The Junior Chamber International meeting for the year was held at Manila in March of 1950. President Cooper, his wife, and other officers; including North American JCI Vice President Mark Marlowe and National Vice President Al Cahill, were in attendance. Also on hand was Bob Richards, USJCC Executive Secretary of Internal Affairs.
Chosen the new JCI president at this meeting was Ramon V. Del Rosario of the Philippines. Al Cahill was named the North American Vice President for JCI.
The trip to the World Congress was combined with other international globetrotting by the U. S. Jaycees, and Cooper was the first man to go around the world in an effort to win friendships for the United States, and help extend JCI.
The Junior Golf championships for 1949 were held at Houston, Texas, with Bud Holscher copping the title in a field of 167 young linksmen from 40 states.

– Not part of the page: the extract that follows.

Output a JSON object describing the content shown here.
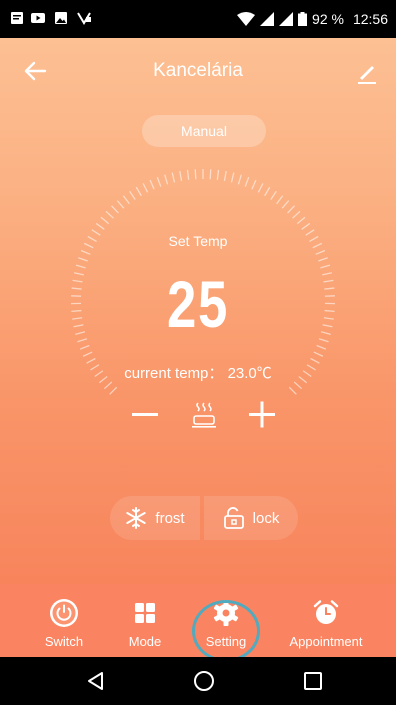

In regard to the War Memorial Headquarters, since almost $260,000 was available for construction on July 1, 1949, trustees had opened bids for the building, setting a deadline of March 20, 1950, for all applications. Final plans and specifications had been agreed upon by the trustees in February of 1950.
When bids were received, the lowest was for $384,000, far in excess of the $240,000 costs estimated by the architects. Plans were changed and new bids sought. This time, with a sub-basement, third-floor penthouse and extras such as an elevator, costly mural and imported flagstone terrace eliminated from the plans, an acceptable bid of $240,127 was received from the H. R. Lohman Company, Tulsa. The trustee s accepted this bid, and gave resident architect Donald Honn the authority to expend an additional $10,000 for necessary changes while the building was under construction.

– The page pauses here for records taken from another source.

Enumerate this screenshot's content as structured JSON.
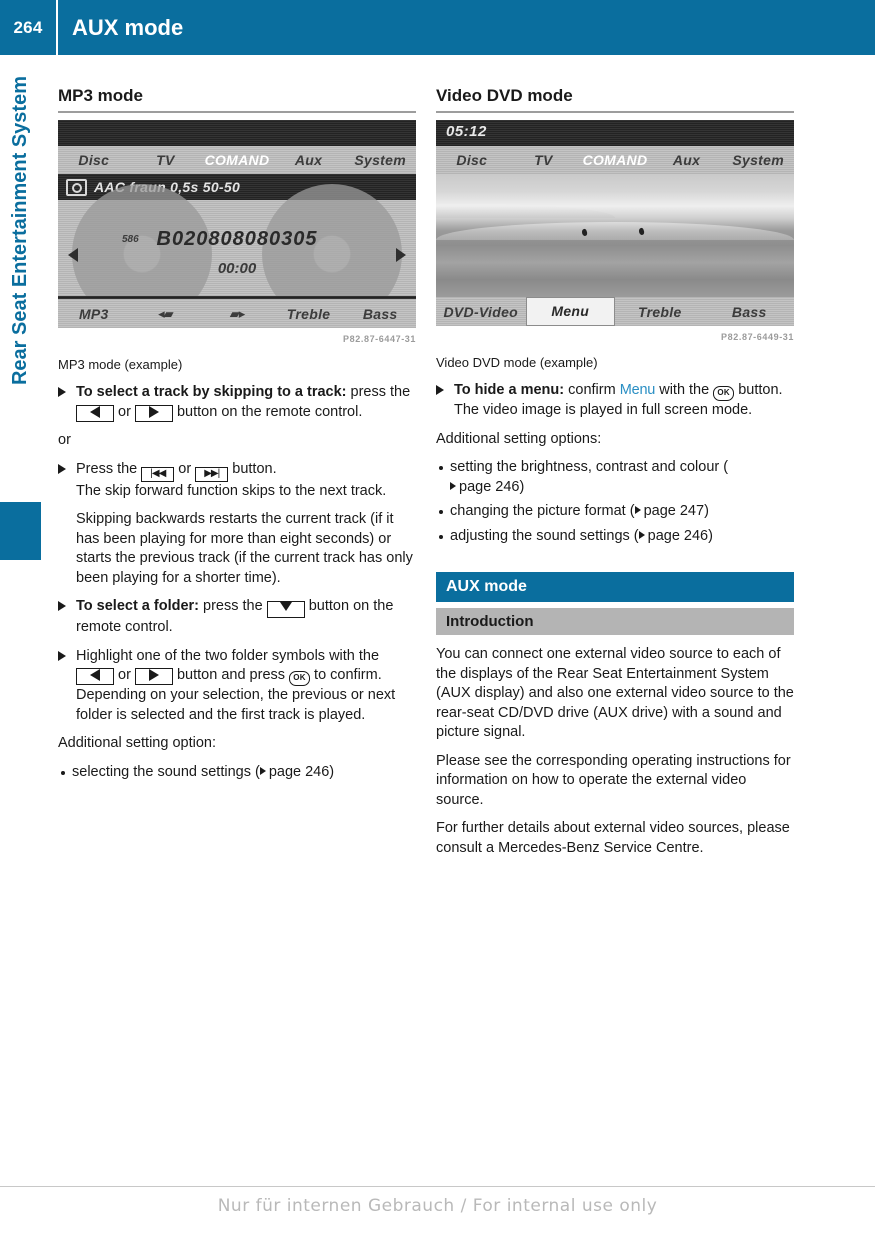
{
  "header": {
    "page_number": "264",
    "title": "AUX mode",
    "accent_color": "#0a6e9e"
  },
  "chapter": {
    "label": "Rear Seat Entertainment System",
    "color": "#0a6e9e"
  },
  "left_column": {
    "section_heading": "MP3 mode",
    "screen": {
      "clock": "",
      "menu_items": [
        "Disc",
        "TV",
        "COMAND",
        "Aux",
        "System"
      ],
      "active_menu_item": "COMAND",
      "info_text": "AAC fraun 0,5s 50-50",
      "track_number": "586",
      "track_name": "B020808080305",
      "elapsed_time": "00:00",
      "bottom_items": [
        "MP3",
        "folder-prev",
        "folder-next",
        "Treble",
        "Bass"
      ],
      "bottom_labels": [
        "MP3",
        "",
        "",
        "Treble",
        "Bass"
      ]
    },
    "figure_code": "P82.87-6447-31",
    "figure_caption": "MP3 mode (example)",
    "steps": [
      {
        "bold": "To select a track by skipping to a track:",
        "rest_a": " press the ",
        "key_a": "left-arrow-key",
        "mid": " or ",
        "key_b": "right-arrow-key",
        "rest_b": " button on the remote control."
      }
    ],
    "or_word": "or",
    "step_press": {
      "lead": "Press the ",
      "key_a": "skip-back-key",
      "mid": " or ",
      "key_b": "skip-forward-key",
      "rest": " button.",
      "line2": "The skip forward function skips to the next track.",
      "line3": "Skipping backwards restarts the current track (if it has been playing for more than eight seconds) or starts the previous track (if the current track has only been playing for a shorter time)."
    },
    "step_folder": {
      "bold": "To select a folder:",
      "rest_a": " press the ",
      "key": "down-arrow-key",
      "rest_b": " button on the remote control."
    },
    "step_highlight": {
      "lead": "Highlight one of the two folder symbols with the ",
      "key_a": "left-arrow-key",
      "mid": " or ",
      "key_b": "right-arrow-key",
      "rest": " button and press ",
      "ok_key": "OK",
      "rest2": " to confirm.",
      "line2": "Depending on your selection, the previous or next folder is selected and the first track is played."
    },
    "additional_label": "Additional setting option:",
    "bullets": [
      {
        "text_before": "selecting the sound settings (",
        "ref": "page 246",
        "text_after": ")"
      }
    ]
  },
  "right_column": {
    "section_heading": "Video DVD mode",
    "screen": {
      "clock": "05:12",
      "menu_items": [
        "Disc",
        "TV",
        "COMAND",
        "Aux",
        "System"
      ],
      "active_menu_item": "COMAND",
      "bottom_items": [
        "DVD-Video",
        "Menu",
        "Treble",
        "Bass"
      ],
      "highlighted_bottom_item": "Menu"
    },
    "figure_code": "P82.87-6449-31",
    "figure_caption": "Video DVD mode (example)",
    "step_hide": {
      "bold": "To hide a menu:",
      "rest_a": " confirm ",
      "ui_label": "Menu",
      "rest_b": " with the ",
      "ok_key": "OK",
      "rest_c": " button.",
      "line2": "The video image is played in full screen mode."
    },
    "additional_label": "Additional setting options:",
    "bullets": [
      {
        "text_before": "setting the brightness, contrast and colour (",
        "ref": "page 246",
        "text_after": ")"
      },
      {
        "text_before": "changing the picture format (",
        "ref": "page 247",
        "text_after": ")"
      },
      {
        "text_before": "adjusting the sound settings (",
        "ref": "page 246",
        "text_after": ")"
      }
    ],
    "aux_bar": "AUX mode",
    "intro_bar": "Introduction",
    "intro_paragraphs": [
      "You can connect one external video source to each of the displays of the Rear Seat Entertainment System (AUX display) and also one external video source to the rear-seat CD/DVD drive (AUX drive) with a sound and picture signal.",
      "Please see the corresponding operating instructions for information on how to operate the external video source.",
      "For further details about external video sources, please consult a Mercedes-Benz Service Centre."
    ]
  },
  "footer": {
    "watermark": "Nur für internen Gebrauch / For internal use only"
  }
}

The Korean War struck in late June of 1950, before a contract could be signed or work begun. The war was to kill any hopes of 190-day completion since it brought with it restrictions and material shortages.

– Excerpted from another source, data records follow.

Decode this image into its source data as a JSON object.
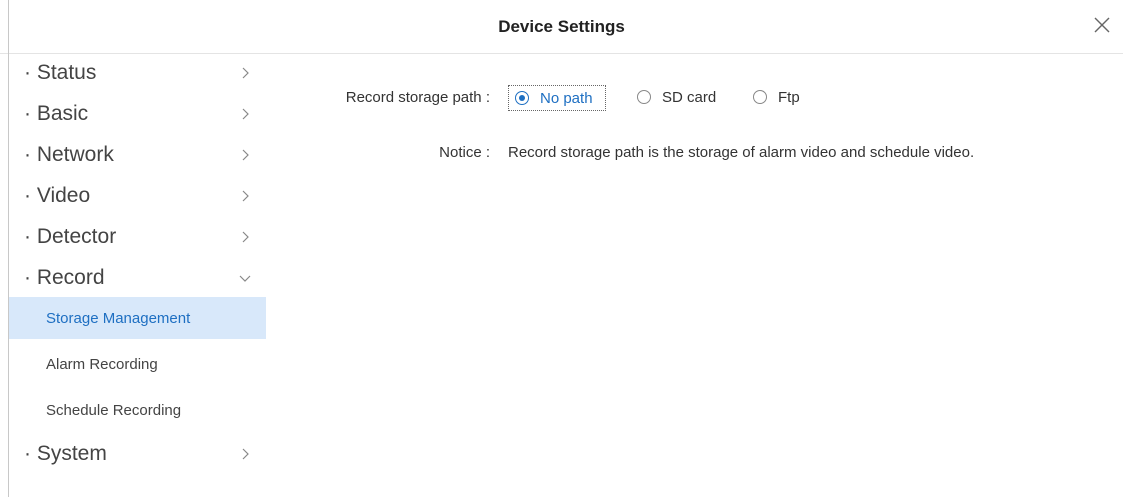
{
  "window": {
    "title": "Device Settings",
    "close_icon": "close-icon"
  },
  "sidebar": {
    "items": [
      {
        "label": "· Status",
        "chevron": "chevron-right-icon"
      },
      {
        "label": "· Basic",
        "chevron": "chevron-right-icon"
      },
      {
        "label": "· Network",
        "chevron": "chevron-right-icon"
      },
      {
        "label": "· Video",
        "chevron": "chevron-right-icon"
      },
      {
        "label": "· Detector",
        "chevron": "chevron-right-icon"
      },
      {
        "label": "· Record",
        "chevron": "chevron-down-icon",
        "expanded": true
      },
      {
        "label": "· System",
        "chevron": "chevron-right-icon"
      }
    ],
    "record_subitems": [
      {
        "label": "Storage Management",
        "active": true
      },
      {
        "label": "Alarm Recording",
        "active": false
      },
      {
        "label": "Schedule Recording",
        "active": false
      }
    ]
  },
  "main": {
    "storage_path_label": "Record storage path :",
    "storage_options": [
      {
        "label": "No path",
        "selected": true
      },
      {
        "label": "SD card",
        "selected": false
      },
      {
        "label": "Ftp",
        "selected": false
      }
    ],
    "notice_label": "Notice :",
    "notice_text": "Record storage path is the storage of alarm video and schedule video."
  },
  "colors": {
    "accent": "#1e6fc2",
    "active_bg": "#d8e8fa"
  }
}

Actual ground-breaking, contract signing, cornerstone ceremonies and the final dedication of the War Memorial Building were to come under Dick Kemler, the president who followed Cooper.
The 1949-50 administration was concluded at the national convention in Chicago. The highlight of this meeting was a keynote address by former president of the United States, Herbert Hoover. His appearance was particularly appropriate since the number one program for the year had been the backing of his committee's recommendations concerning reorganization in the executive branch of the federal government. One of the resolutions at Chicago reaffirmed faith in the Hoover Report's recommendations.
Another interesting move at Chicago included adoption of the "National Jaycee March" as an official Jaycee song. The "March" was composed by Bill Hurley, Fort Smith, Arkansas.
A gathering of "X-Jaycees" or Crew members was held in conjunction with the convention. More than 100 attended, including 12 past national presidents.
Chosen president for the corning year was Dick Kemler of Marshalltown, Iowa, who was named on the second ballot. His opponents, Ralph Rohweder of Illinois and Floyd Stewart of Missouri, conceded the election.